Apesar da Bacia apresentar suscetibilidade erosiva, em sua maioria, de nula a moderada, recentemente a região foi inserida no perímetro urbano de Dourados e vem sendo alvo de loteamentos. Pode-se verificar que parte dos loteamentos em execução têm avançado sobre áreas onde a susceptibilidade é de média a muito forte em alguns pontos (Figura 8). Sob este aspecto, presente trabalho pode ser utilizado como uma das ferramentas norteadoras de planejamento e zoneamento, a custos reduzidos.

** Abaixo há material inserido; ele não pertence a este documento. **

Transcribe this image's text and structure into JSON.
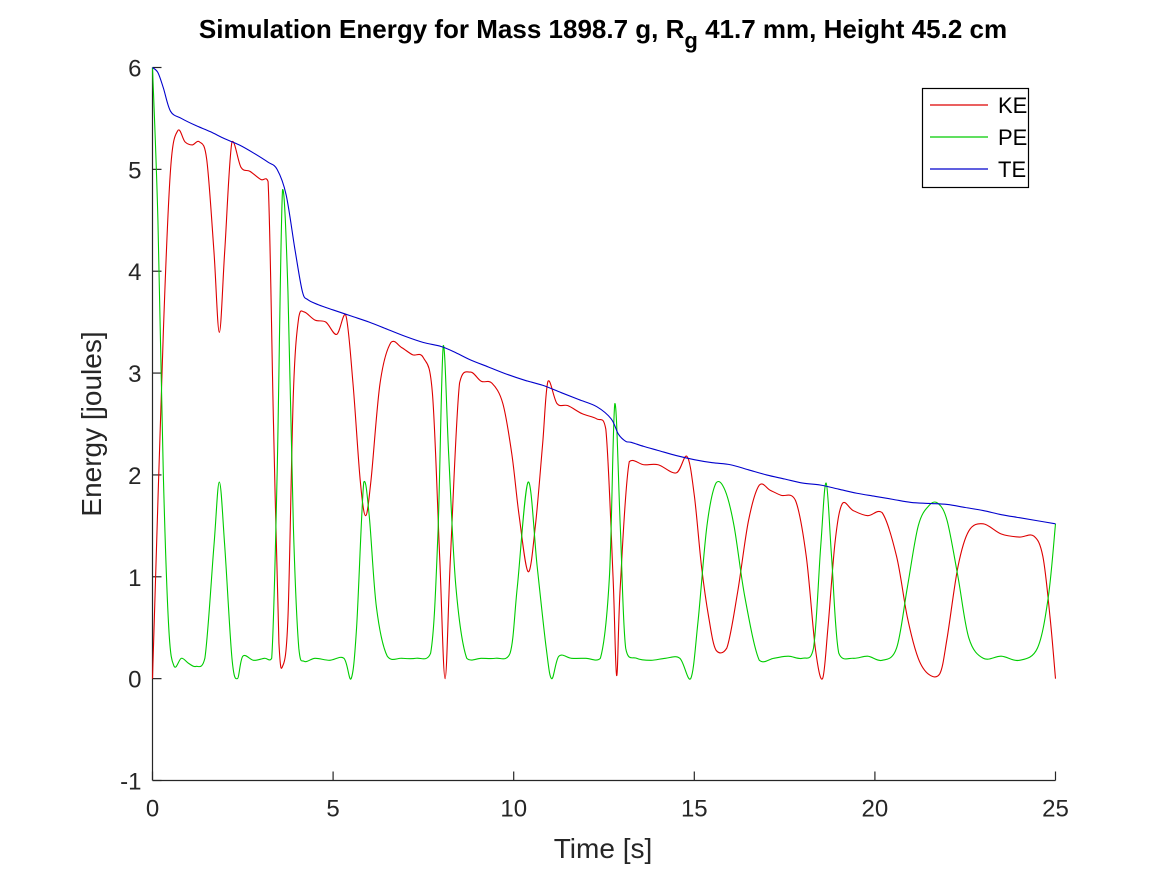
{
  "chart_data": {
    "type": "line",
    "title": {
      "before": "Simulation Energy for Mass 1898.7 g, R",
      "subscript": "g",
      "after": " 41.7 mm,  Height 45.2 cm"
    },
    "xlabel": "Time [s]",
    "ylabel": "Energy [joules]",
    "xlim": [
      0,
      25
    ],
    "ylim": [
      -1,
      6
    ],
    "xticks": [
      0,
      5,
      10,
      15,
      20,
      25
    ],
    "xtick_labels": [
      "0",
      "5",
      "10",
      "15",
      "20",
      "25"
    ],
    "yticks": [
      -1,
      0,
      1,
      2,
      3,
      4,
      5,
      6
    ],
    "ytick_labels": [
      "-1",
      "0",
      "1",
      "2",
      "3",
      "4",
      "5",
      "6"
    ],
    "grid": false,
    "legend_position": "top-right",
    "series": [
      {
        "name": "KE",
        "color": "#dd0000",
        "x": [
          0,
          0.3,
          0.5,
          0.7,
          0.9,
          1.1,
          1.3,
          1.5,
          1.7,
          1.85,
          2.0,
          2.2,
          2.45,
          2.7,
          3.0,
          3.2,
          3.35,
          3.5,
          3.6,
          3.75,
          3.9,
          4.05,
          4.2,
          4.5,
          4.8,
          5.1,
          5.35,
          5.55,
          5.75,
          5.9,
          6.05,
          6.3,
          6.6,
          6.9,
          7.2,
          7.5,
          7.75,
          7.95,
          8.1,
          8.25,
          8.5,
          8.8,
          9.1,
          9.4,
          9.7,
          9.95,
          10.15,
          10.4,
          10.6,
          10.8,
          10.95,
          11.2,
          11.5,
          11.9,
          12.3,
          12.55,
          12.75,
          12.85,
          12.95,
          13.2,
          13.6,
          14.0,
          14.5,
          14.8,
          15.0,
          15.2,
          15.4,
          15.6,
          15.9,
          16.2,
          16.5,
          16.8,
          17.1,
          17.4,
          17.8,
          18.1,
          18.35,
          18.55,
          18.7,
          18.9,
          19.1,
          19.4,
          19.8,
          20.2,
          20.6,
          20.9,
          21.2,
          21.5,
          21.8,
          22.0,
          22.3,
          22.6,
          23.0,
          23.5,
          24.0,
          24.4,
          24.65,
          24.85,
          25.0
        ],
        "y": [
          0,
          3.4,
          5.0,
          5.38,
          5.27,
          5.24,
          5.27,
          5.1,
          4.2,
          3.4,
          4.2,
          5.27,
          5.02,
          4.98,
          4.9,
          4.88,
          2.5,
          0.35,
          0.12,
          0.6,
          2.8,
          3.55,
          3.6,
          3.52,
          3.5,
          3.38,
          3.57,
          2.9,
          1.95,
          1.6,
          1.95,
          2.9,
          3.3,
          3.25,
          3.18,
          3.15,
          2.8,
          1.2,
          0.0,
          1.2,
          2.9,
          3.01,
          2.92,
          2.9,
          2.7,
          2.2,
          1.6,
          1.05,
          1.5,
          2.3,
          2.92,
          2.7,
          2.68,
          2.6,
          2.55,
          2.45,
          1.0,
          0.03,
          0.9,
          2.13,
          2.1,
          2.1,
          2.02,
          2.18,
          1.8,
          1.1,
          0.6,
          0.28,
          0.3,
          0.85,
          1.55,
          1.9,
          1.85,
          1.8,
          1.75,
          1.2,
          0.3,
          0.0,
          0.5,
          1.35,
          1.72,
          1.65,
          1.6,
          1.63,
          1.2,
          0.6,
          0.2,
          0.04,
          0.05,
          0.4,
          1.1,
          1.45,
          1.52,
          1.42,
          1.39,
          1.4,
          1.2,
          0.6,
          0.0
        ]
      },
      {
        "name": "PE",
        "color": "#00cc00",
        "x": [
          0,
          0.15,
          0.3,
          0.45,
          0.6,
          0.8,
          1.0,
          1.2,
          1.45,
          1.7,
          1.85,
          2.0,
          2.2,
          2.35,
          2.5,
          2.8,
          3.1,
          3.3,
          3.45,
          3.6,
          3.75,
          3.9,
          4.05,
          4.2,
          4.5,
          4.9,
          5.3,
          5.5,
          5.65,
          5.85,
          6.0,
          6.2,
          6.5,
          6.9,
          7.3,
          7.7,
          7.9,
          8.05,
          8.2,
          8.4,
          8.7,
          9.1,
          9.5,
          9.9,
          10.1,
          10.4,
          10.65,
          10.9,
          11.05,
          11.25,
          11.6,
          12.0,
          12.4,
          12.65,
          12.8,
          12.95,
          13.1,
          13.4,
          13.8,
          14.2,
          14.6,
          14.9,
          15.1,
          15.35,
          15.6,
          15.85,
          16.1,
          16.4,
          16.8,
          17.2,
          17.6,
          18.0,
          18.3,
          18.5,
          18.65,
          18.8,
          19.0,
          19.4,
          19.8,
          20.2,
          20.6,
          20.9,
          21.2,
          21.5,
          21.75,
          22.0,
          22.3,
          22.6,
          23.0,
          23.5,
          24.0,
          24.5,
          24.8,
          25.0
        ],
        "y": [
          6.0,
          4.5,
          2.0,
          0.5,
          0.12,
          0.2,
          0.15,
          0.12,
          0.2,
          1.3,
          1.93,
          1.3,
          0.2,
          0.0,
          0.22,
          0.18,
          0.2,
          0.2,
          2.0,
          4.8,
          3.8,
          1.5,
          0.3,
          0.17,
          0.2,
          0.18,
          0.2,
          0.0,
          0.5,
          1.93,
          1.6,
          0.7,
          0.22,
          0.2,
          0.2,
          0.25,
          1.4,
          3.27,
          2.2,
          0.9,
          0.2,
          0.2,
          0.2,
          0.25,
          0.9,
          1.93,
          1.1,
          0.3,
          0.0,
          0.22,
          0.2,
          0.2,
          0.2,
          1.0,
          2.7,
          1.5,
          0.3,
          0.2,
          0.18,
          0.2,
          0.2,
          0.0,
          0.55,
          1.5,
          1.92,
          1.85,
          1.5,
          0.8,
          0.18,
          0.2,
          0.22,
          0.2,
          0.3,
          1.3,
          1.92,
          1.2,
          0.25,
          0.2,
          0.22,
          0.18,
          0.3,
          0.9,
          1.5,
          1.7,
          1.72,
          1.55,
          1.0,
          0.4,
          0.2,
          0.22,
          0.18,
          0.3,
          0.8,
          1.52
        ]
      },
      {
        "name": "TE",
        "color": "#0000cc",
        "x": [
          0,
          0.15,
          0.3,
          0.5,
          0.8,
          1.2,
          1.6,
          2.0,
          2.4,
          2.8,
          3.2,
          3.45,
          3.7,
          3.95,
          4.15,
          4.3,
          4.6,
          5.0,
          5.5,
          6.0,
          6.5,
          7.0,
          7.5,
          8.0,
          8.4,
          8.8,
          9.3,
          9.8,
          10.3,
          10.8,
          11.3,
          11.8,
          12.3,
          12.7,
          12.9,
          13.1,
          13.25,
          13.6,
          14.0,
          14.5,
          15.0,
          15.5,
          16.0,
          16.5,
          17.0,
          17.5,
          18.0,
          18.5,
          19.0,
          19.5,
          20.0,
          20.5,
          21.0,
          21.5,
          22.0,
          22.5,
          23.0,
          23.5,
          24.0,
          24.5,
          25.0
        ],
        "y": [
          6.0,
          5.95,
          5.8,
          5.57,
          5.5,
          5.43,
          5.37,
          5.3,
          5.24,
          5.16,
          5.07,
          5.0,
          4.75,
          4.2,
          3.8,
          3.72,
          3.67,
          3.62,
          3.56,
          3.5,
          3.43,
          3.36,
          3.3,
          3.26,
          3.2,
          3.13,
          3.06,
          2.99,
          2.93,
          2.88,
          2.81,
          2.74,
          2.67,
          2.55,
          2.4,
          2.33,
          2.32,
          2.28,
          2.24,
          2.19,
          2.15,
          2.12,
          2.1,
          2.05,
          2.0,
          1.96,
          1.92,
          1.9,
          1.86,
          1.82,
          1.79,
          1.76,
          1.73,
          1.72,
          1.71,
          1.68,
          1.65,
          1.61,
          1.58,
          1.55,
          1.52
        ]
      }
    ]
  }
}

Comunidades com menor poder aquisitivo, tendem a ocupar áreas de menor custo de aquisição, sendo estas, em geral, as áreas mais sensiveis do ponto de vista da segurança ambiental à ocorrências de desabamentos, inundações e incêndios (SANTOS CARVALHO & GALVÃO, 2006). Por tal, a ocupação de áreas de risco forte a muito forte devem ser preconizados de estudos de engenharia detalhados, para definição da viabilidade de implementação dos loteamentos urbanos, a fim de se evitar futuros transtornos à população e danos ao meio ambiente.
4. Discussão
Através dos fatores que compõem a EUPS, observou-se que a maior influencia sobre os valores de estimativa das perdas de solo para a bacia Hidrográfica em estudo, foi o fator CP- Uso e Manejo e Práticas Conservacionistas), dado que a região não apresenta declividades expressivas. Observa-se que as menores estimativas de perda de solo têm correlação com áreas de florestas, ao passo que as maiores estimativas encontram-se nas áreas de solo exposto, sem ou com reduzida cobertura vegetal. Tal fato requer atenção pois, tais áreas problemáticas se encontram próximas ao curso d'água, e muitas vezes em áreas de mata ciliar. Outro fato que requer atenção é que a área da Bacia vem sendo alvo de loteamentos urbanos. A importância do uso de ferramentas de planejamento ambiental, como a carta de susceptibilidade erosiva, mesmo que qualitativa, são fator potencial à definição de áreas de especial interesse ambiental, com vistas a preservação dos recursos naturais, em especial, os recursos hídricos, e no norteamento das politicas públicas de uso e ocupação do solo de uma região.